Wildflowers #4 | Paris Field
I’m imagining — hoping there is a field near Paris or on a rooftop that resembles this painting. This is all watercolor and was painted with a eyelash brush (never worked for me but works for flicking paint to make stalks) and Q-Tips. Fun experiment. Lots of that going on this month.
Oh, and by the way, my friend Lené Gary in Vermont (another snowy place) found this prose poem she wrote for others in snow right now—wildflower buds buried below. Thanks Lené!
Ear to Ground
“To hear the waltz of a bluet, the trill of a lily, the piping rupture of a wake robin in its potential maroon, requires the ear of a flowering heart to catch life limber (underground) months before the first of June. Today is a day I heard them. Goldthreads with their fairied flutes, clintonia with their drums, blue-eyed grass, I knew them well, by their high-pitched hum. Mud nearly rumbled. You’d think it was the frogs. The world is dancing beneath this frosty hue. To bloom, just listen (put your ear right here).” ~ Lené Gary
She’s quite the talent!
I love the spring flowers and the wonderful poem by your friend. I hear the flowers getting ready to spring slowly out from under the snow–while waiting I watch and listen to the chickadees chirp outside my window. Soon they will return to the forest and the robins will arrive and the “peepers” will begin their morning and evening songs.

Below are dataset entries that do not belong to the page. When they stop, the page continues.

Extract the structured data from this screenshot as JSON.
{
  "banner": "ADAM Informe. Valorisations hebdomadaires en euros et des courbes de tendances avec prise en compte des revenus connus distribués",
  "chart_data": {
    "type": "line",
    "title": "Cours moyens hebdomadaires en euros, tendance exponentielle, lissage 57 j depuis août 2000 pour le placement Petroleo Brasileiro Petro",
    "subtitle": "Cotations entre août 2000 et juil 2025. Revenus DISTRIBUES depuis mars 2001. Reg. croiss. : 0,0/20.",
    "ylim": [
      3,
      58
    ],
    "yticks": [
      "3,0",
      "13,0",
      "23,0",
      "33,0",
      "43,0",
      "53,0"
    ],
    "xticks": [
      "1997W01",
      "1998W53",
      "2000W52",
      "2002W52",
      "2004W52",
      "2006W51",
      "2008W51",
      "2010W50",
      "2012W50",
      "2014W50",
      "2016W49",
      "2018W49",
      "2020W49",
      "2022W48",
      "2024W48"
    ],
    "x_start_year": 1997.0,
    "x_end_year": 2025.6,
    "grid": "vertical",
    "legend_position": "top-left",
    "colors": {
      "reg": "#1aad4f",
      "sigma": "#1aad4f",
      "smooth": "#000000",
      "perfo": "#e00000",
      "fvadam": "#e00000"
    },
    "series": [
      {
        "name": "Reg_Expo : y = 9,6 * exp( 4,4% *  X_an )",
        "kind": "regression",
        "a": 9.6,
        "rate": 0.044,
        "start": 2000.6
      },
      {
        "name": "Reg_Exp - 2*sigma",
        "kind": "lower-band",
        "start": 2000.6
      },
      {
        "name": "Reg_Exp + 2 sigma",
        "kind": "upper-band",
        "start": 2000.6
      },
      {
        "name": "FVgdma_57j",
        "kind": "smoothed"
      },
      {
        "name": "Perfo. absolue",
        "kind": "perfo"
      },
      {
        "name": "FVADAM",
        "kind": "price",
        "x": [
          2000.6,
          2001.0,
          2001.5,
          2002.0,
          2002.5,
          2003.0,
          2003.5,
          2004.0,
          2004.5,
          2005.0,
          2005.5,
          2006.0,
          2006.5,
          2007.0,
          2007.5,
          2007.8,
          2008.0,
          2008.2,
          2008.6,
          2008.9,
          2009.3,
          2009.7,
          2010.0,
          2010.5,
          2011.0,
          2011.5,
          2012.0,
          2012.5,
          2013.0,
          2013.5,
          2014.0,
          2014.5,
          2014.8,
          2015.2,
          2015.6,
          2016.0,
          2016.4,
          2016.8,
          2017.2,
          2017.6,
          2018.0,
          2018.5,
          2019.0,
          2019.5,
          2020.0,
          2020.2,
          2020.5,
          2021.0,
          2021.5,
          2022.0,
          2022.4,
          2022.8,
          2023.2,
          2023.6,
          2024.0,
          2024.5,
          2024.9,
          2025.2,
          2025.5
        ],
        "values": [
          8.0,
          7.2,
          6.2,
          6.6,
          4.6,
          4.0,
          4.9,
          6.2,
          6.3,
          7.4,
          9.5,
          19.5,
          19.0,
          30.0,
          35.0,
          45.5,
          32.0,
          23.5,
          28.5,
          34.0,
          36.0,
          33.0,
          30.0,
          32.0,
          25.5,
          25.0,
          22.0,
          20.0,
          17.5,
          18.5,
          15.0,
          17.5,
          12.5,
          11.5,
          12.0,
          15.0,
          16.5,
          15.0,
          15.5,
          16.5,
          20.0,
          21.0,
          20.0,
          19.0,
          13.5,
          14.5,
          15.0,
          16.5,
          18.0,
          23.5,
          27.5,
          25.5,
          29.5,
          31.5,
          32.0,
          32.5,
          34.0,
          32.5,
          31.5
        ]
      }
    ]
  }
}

Oh I love your additional poetry to the post… thank you so much Wavey!
Lené’s words were a wonderful add to this piece. She caught it right. (I also loved Dave’s comment.) I walk into a wintry field, hard after the weekend rain, with the stubble now showing through the lingering crust of snow. Part of the beauty of that field is the wildflowers that will bloom all too soon, all too soon and then be gone again.